1Q16 Key Financial Data

Group

  • Net profit: €406 m (+165% Q/Q, −20.8% Y/Y) and 3.8% RoTE (6.1% excluding restructuring charges)
  • Revenues: €5.5 bn (-2.0% Q/Q, −4.7% Y/Y)
  • Total costs: €3.3 bn (-2.7% Q/Q, −3.7% Y/Y), cost/income ratio of 60.1% (-0.4p.p. Q/Q, +0.6p.p. Y/Y)
  • Asset Quality: LLP at €755 m (-37.9% Q/Q, −22.9% Y/Y), cost of risk at 63bps (-39bps Q/Q, −19bps Y/Y); net impaired loan ratio at 7.9% (-0.3p.p. Q/Q, −0.6p.p. Y/Y) and coverage ratio at 51.7%; net bad loan ratio at 4.2% and coverage ratio at 61.2%
  • Capital adequacy: CET1 ratio fully loaded pro-forma at 10.85% and CET1 ratio transitional pro-forma at 10.50%; Tier 1 ratio transitional pro-forma at 11.36% and Total Capital ratio transitional pro-forma at 13.98%

Core Bank

  • Net profit: €735 m (+14.5% Q/Q, −16.3% Y/Y) and 8.0 %RoAC [8] (10.6% excluding restructuring charges)
  • Revenues: €5.5 bn (-2.6% Q/Q, −3.8% Y/Y)
  • Total costs: €3.2 bn (-3.1% Q/Q, −2.2% Y/Y), cost/income ratio of 58.1% (-0.3p.p.
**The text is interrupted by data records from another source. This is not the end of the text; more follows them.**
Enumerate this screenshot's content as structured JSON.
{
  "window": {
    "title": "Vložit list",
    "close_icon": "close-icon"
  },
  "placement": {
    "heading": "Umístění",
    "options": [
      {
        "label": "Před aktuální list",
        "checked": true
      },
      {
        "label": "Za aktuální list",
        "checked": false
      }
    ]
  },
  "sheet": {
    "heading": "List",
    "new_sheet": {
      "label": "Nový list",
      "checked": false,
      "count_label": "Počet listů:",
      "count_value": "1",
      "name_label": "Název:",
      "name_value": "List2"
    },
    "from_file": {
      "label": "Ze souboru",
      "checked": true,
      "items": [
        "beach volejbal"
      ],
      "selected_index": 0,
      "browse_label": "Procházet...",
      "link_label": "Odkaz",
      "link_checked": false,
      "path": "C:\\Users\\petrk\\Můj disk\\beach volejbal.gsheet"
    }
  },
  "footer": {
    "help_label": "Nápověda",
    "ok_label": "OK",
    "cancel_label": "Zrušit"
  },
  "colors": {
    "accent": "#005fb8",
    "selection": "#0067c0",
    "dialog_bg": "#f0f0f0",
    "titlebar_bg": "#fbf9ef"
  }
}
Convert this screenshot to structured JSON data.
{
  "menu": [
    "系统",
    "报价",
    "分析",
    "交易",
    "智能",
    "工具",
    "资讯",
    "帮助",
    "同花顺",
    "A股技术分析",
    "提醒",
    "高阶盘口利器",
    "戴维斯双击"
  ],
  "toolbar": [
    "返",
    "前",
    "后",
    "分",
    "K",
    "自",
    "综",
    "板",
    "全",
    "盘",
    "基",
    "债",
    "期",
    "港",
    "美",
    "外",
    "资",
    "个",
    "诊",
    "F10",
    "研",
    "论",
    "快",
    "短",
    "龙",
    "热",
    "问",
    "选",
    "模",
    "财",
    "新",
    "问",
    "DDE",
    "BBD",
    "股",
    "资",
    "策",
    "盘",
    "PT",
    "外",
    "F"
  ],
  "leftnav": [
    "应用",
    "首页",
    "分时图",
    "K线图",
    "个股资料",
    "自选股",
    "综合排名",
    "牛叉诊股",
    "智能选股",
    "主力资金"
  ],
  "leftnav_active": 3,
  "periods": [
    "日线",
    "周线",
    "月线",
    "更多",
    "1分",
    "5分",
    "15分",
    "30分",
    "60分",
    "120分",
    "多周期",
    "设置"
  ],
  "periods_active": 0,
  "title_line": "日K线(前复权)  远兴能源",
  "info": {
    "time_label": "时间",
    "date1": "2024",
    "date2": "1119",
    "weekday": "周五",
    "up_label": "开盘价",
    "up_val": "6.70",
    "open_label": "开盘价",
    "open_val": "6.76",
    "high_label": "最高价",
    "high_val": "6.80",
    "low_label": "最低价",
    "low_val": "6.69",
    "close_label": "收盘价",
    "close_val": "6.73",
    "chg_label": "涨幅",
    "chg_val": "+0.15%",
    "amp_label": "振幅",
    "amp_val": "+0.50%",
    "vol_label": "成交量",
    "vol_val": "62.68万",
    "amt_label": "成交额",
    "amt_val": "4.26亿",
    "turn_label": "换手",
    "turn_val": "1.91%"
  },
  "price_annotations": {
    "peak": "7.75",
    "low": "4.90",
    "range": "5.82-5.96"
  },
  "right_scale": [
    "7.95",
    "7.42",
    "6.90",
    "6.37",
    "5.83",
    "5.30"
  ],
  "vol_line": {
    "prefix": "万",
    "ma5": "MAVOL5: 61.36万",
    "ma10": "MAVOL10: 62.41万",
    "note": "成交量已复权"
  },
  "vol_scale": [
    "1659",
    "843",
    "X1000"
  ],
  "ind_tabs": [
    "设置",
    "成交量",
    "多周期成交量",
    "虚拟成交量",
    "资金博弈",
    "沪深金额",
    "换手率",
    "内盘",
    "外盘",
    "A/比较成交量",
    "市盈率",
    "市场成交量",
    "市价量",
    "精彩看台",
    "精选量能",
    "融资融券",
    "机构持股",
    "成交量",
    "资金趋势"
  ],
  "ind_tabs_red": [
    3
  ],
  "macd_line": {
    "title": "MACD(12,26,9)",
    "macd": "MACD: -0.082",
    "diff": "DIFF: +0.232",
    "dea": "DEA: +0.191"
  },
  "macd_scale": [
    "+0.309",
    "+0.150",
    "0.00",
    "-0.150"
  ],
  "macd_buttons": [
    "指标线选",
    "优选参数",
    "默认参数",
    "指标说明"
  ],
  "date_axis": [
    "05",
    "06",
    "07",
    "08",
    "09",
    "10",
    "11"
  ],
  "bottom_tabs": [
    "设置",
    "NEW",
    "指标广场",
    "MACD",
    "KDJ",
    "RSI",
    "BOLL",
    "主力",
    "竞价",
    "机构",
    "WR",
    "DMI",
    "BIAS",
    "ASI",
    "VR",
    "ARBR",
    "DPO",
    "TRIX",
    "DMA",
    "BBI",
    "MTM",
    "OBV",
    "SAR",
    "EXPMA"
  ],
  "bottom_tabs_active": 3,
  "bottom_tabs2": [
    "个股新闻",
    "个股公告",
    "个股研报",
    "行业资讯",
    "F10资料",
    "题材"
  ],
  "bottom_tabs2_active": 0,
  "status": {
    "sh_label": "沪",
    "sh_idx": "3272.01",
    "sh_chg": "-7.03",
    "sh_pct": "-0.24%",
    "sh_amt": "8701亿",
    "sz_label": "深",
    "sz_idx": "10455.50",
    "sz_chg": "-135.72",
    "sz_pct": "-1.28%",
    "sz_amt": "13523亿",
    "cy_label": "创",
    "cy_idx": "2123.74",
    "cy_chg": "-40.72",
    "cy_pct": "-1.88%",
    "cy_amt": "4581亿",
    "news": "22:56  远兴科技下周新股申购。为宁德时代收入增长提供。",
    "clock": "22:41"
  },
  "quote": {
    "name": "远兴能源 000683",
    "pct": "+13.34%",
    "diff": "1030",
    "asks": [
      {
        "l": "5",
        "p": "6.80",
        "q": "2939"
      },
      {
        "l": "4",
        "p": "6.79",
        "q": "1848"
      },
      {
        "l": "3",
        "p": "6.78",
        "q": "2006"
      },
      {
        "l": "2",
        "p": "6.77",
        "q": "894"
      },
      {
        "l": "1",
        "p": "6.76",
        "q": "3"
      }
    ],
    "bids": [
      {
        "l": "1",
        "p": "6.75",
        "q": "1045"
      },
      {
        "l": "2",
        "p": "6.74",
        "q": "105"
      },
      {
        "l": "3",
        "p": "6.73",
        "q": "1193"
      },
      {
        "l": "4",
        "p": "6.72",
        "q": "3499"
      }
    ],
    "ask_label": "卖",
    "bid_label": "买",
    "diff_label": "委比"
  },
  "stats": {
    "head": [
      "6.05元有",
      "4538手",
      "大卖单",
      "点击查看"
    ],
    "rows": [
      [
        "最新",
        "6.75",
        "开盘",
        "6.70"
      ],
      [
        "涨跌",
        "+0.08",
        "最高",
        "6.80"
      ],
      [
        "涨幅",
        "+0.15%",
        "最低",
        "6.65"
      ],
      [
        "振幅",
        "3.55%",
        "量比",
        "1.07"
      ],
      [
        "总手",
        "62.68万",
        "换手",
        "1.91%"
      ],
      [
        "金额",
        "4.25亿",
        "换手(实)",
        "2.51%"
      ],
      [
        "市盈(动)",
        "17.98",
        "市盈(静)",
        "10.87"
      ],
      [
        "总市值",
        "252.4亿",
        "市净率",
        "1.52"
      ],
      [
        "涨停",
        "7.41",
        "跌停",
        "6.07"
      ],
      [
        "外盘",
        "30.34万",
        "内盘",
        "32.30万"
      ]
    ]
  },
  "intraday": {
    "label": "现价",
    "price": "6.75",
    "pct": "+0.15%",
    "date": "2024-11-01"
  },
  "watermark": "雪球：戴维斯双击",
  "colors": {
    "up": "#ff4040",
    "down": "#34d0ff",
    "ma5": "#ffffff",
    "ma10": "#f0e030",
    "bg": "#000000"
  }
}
Q/Q, +0.9p.p. Y/Y)
  • Asset Quality: LLP at €413 m (-42.9% Q/Q, −28.1% Y/Y), cost of risk at 37bps (-29bps Q/Q, −16bps Y/Y)

Notes

[1] RoTE = Net Profit / Average tangible equity (excluding Additional Tier 1).
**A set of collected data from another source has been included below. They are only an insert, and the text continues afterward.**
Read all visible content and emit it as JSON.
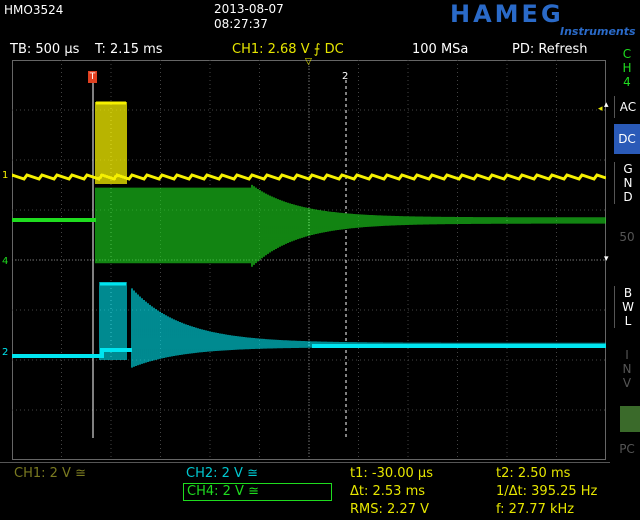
{
  "header": {
    "model": "HMO3524",
    "date": "2013-08-07",
    "time": "08:27:37",
    "brand": "HAMEG",
    "brand_sub": "Instruments"
  },
  "status_bar": {
    "timebase": "TB: 500 µs",
    "trigger_time": "T: 2.15 ms",
    "trigger": "CH1: 2.68 V",
    "trigger_coupling": "DC",
    "sample_rate": "100 MSa",
    "mode": "PD: Refresh"
  },
  "side_menu": {
    "channel": [
      "C",
      "H",
      "4"
    ],
    "ac": "AC",
    "dc": "DC",
    "gnd": [
      "G",
      "N",
      "D"
    ],
    "fifty": "50",
    "bwl": [
      "B",
      "W",
      "L"
    ],
    "inv": [
      "I",
      "N",
      "V"
    ],
    "pc": "PC"
  },
  "markers": {
    "ch1": "1",
    "ch4": "4",
    "ch2": "2",
    "trigger_flag": "T",
    "cursor2": "2"
  },
  "bottom": {
    "ch1": "CH1: 2 V ≅",
    "ch2": "CH2: 2 V ≅",
    "ch4": "CH4: 2 V ≅",
    "t1": "t1: -30.00 µs",
    "t2": "t2: 2.50 ms",
    "dt": "Δt: 2.53 ms",
    "inv_dt": "1/Δt: 395.25 Hz",
    "rms": "RMS: 2.27 V",
    "freq": "f: 27.77 kHz"
  },
  "colors": {
    "ch1": "#f5f000",
    "ch2": "#00e5f0",
    "ch4": "#1fdc1f",
    "accent": "#2a6ac8",
    "status_yellow": "#e6e600"
  }
}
[2] Assuming (i) unaudited 1Q16 earnings net of dividend accrual, (ii) 2015 scrip dividend paid on May 3, 2016, with 78% shares acceptance rate, (iii) the full absorption of DTA on goodwill tax redemption and tax losses carried forward and (iv) Pekao minority excess capital calculated with 12% threshold.

[3] All transitional ratios assuming (i) unaudited 1Q16 earnings net of dividend accrual and (ii) 2015 scrip dividend paid on May 3, 2016, with 78% shares acceptance rate. For regulatory purposes, CET1 ratio transitional stands at 10.31%, Tier 1 ratio transitional at 11.17% and Total Capital ratio transitional at 13.79%

[4] Assuming (i) unaudited 1Q16 earnings net of dividend accrual and (ii) 2015 scrip dividend paid on May 3, 2016, with 78% shares acceptance rate. For regulatory purposes, leverage ratio transitional at 4.42%.
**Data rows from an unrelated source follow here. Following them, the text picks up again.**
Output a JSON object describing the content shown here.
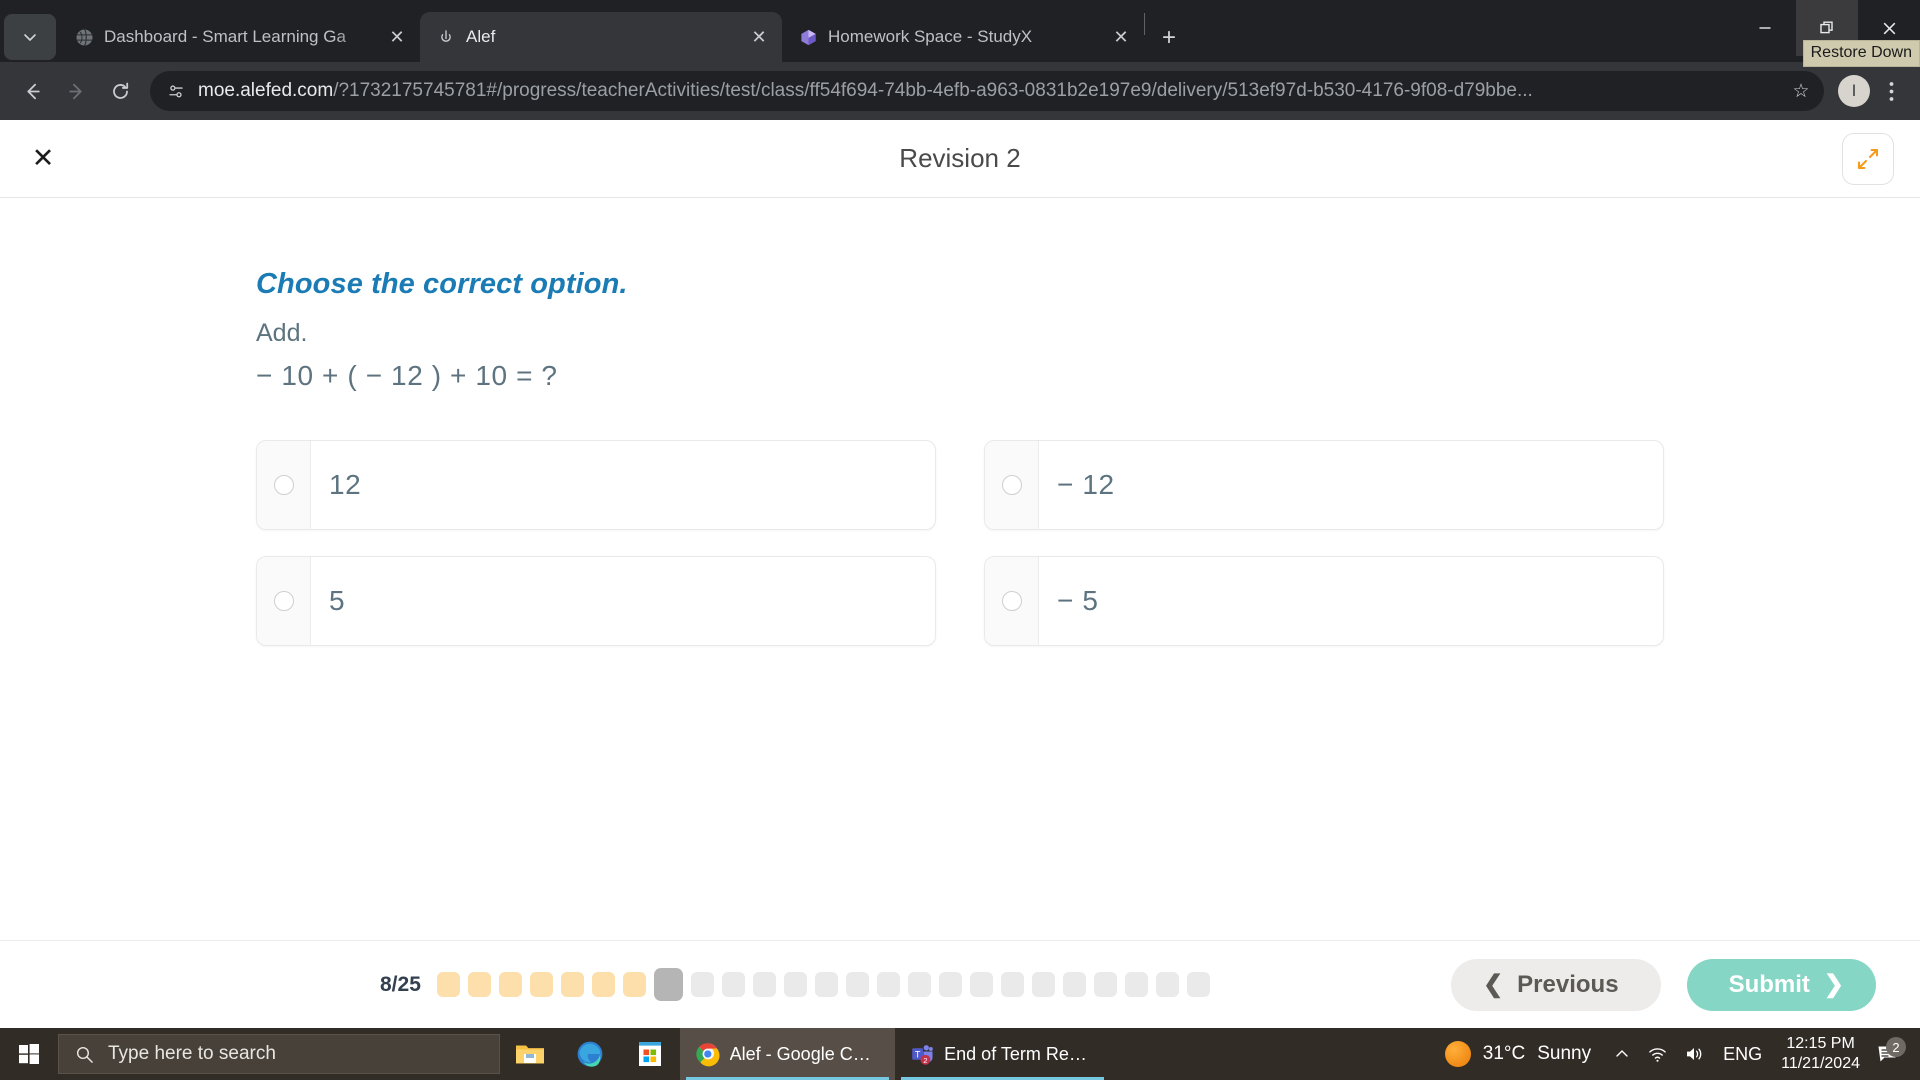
{
  "browser": {
    "tab_search_icon": "chevron-down-icon",
    "tabs": [
      {
        "title": "Dashboard - Smart Learning Ga",
        "favicon": "globe-icon",
        "active": false
      },
      {
        "title": "Alef",
        "favicon": "alef-icon",
        "active": true
      },
      {
        "title": "Homework Space - StudyX",
        "favicon": "studyx-icon",
        "active": false
      }
    ],
    "new_tab_label": "+",
    "window_controls": {
      "minimize": "minimize-icon",
      "restore": "restore-icon",
      "close": "close-icon",
      "tooltip": "Restore Down"
    },
    "toolbar": {
      "back": "back-arrow-icon",
      "forward": "forward-arrow-icon",
      "reload": "reload-icon",
      "site_info_icon": "site-settings-icon",
      "url": "moe.alefed.com/?1732175745781#/progress/teacherActivities/test/class/ff54f694-74bb-4efb-a963-0831b2e197e9/delivery/513ef97d-b530-4176-9f08-d79bbe...",
      "url_domain": "moe.alefed.com",
      "url_path": "/?1732175745781#/progress/teacherActivities/test/class/ff54f694-74bb-4efb-a963-0831b2e197e9/delivery/513ef97d-b530-4176-9f08-d79bbe...",
      "bookmark": "star-icon",
      "profile_initial": "I",
      "menu": "kebab-menu-icon"
    }
  },
  "app": {
    "header": {
      "close_label": "✕",
      "title": "Revision 2",
      "expand_icon": "expand-arrows-icon"
    },
    "question": {
      "prompt": "Choose the correct option.",
      "instruction": "Add.",
      "equation": "− 10 + ( − 12 ) + 10 = ?",
      "options": [
        {
          "text": "12",
          "selected": false
        },
        {
          "text": "− 12",
          "selected": false
        },
        {
          "text": "5",
          "selected": false
        },
        {
          "text": "− 5",
          "selected": false
        }
      ]
    },
    "footer": {
      "progress_label": "8/25",
      "current_index": 8,
      "total": 25,
      "completed": 7,
      "previous_label": "Previous",
      "previous_icon": "chevron-left-icon",
      "submit_label": "Submit",
      "submit_icon": "chevron-right-icon",
      "colors": {
        "done": "#fcdfab",
        "current": "#b5b5b5",
        "pending": "#eaeaea",
        "submit": "#86d6c6"
      }
    }
  },
  "taskbar": {
    "start_icon": "windows-start-icon",
    "search_icon": "search-icon",
    "search_placeholder": "Type here to search",
    "pinned": [
      {
        "name": "file-explorer-icon"
      },
      {
        "name": "microsoft-edge-icon"
      },
      {
        "name": "microsoft-store-icon"
      }
    ],
    "tasks": [
      {
        "label": "Alef - Google Chro...",
        "icon": "chrome-icon",
        "active": true,
        "badge": ""
      },
      {
        "label": "End of Term Review...",
        "icon": "teams-icon",
        "active": false,
        "badge": "2"
      }
    ],
    "tray": {
      "weather_temp": "31°C",
      "weather_desc": "Sunny",
      "weather_icon": "sun-icon",
      "overflow_icon": "chevron-up-icon",
      "network_icon": "wifi-icon",
      "volume_icon": "speaker-icon",
      "language": "ENG",
      "time": "12:15 PM",
      "date": "11/21/2024",
      "notifications_icon": "chat-bubble-icon",
      "notifications_count": "2"
    }
  }
}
[5] Assuming (i) unaudited 1Q16 earnings net of dividend accrual, (ii) 2015 scrip dividend paid on May 3, 2016, with 78% shares acceptance rate, (iii) the full absorption of DTA on goodwill tax redemption and tax losses carried forward and (iv) Pekao minority excess capital calculated with 12% threshold.

[6] Calculated as €20.2 bn net bad loans divided by €483 bn total net customer loans.

[7] Italian Banking Association — sample composed by c. 80% of Italian banking system (excluding UniCredit S.p.A.), including exposures towards households and non-financial corporations.

[8] RoAC = Net profit/ Allocated capital. Allocated capital is calculated as 10% of RWA, including deductions for shortfall and securitizations.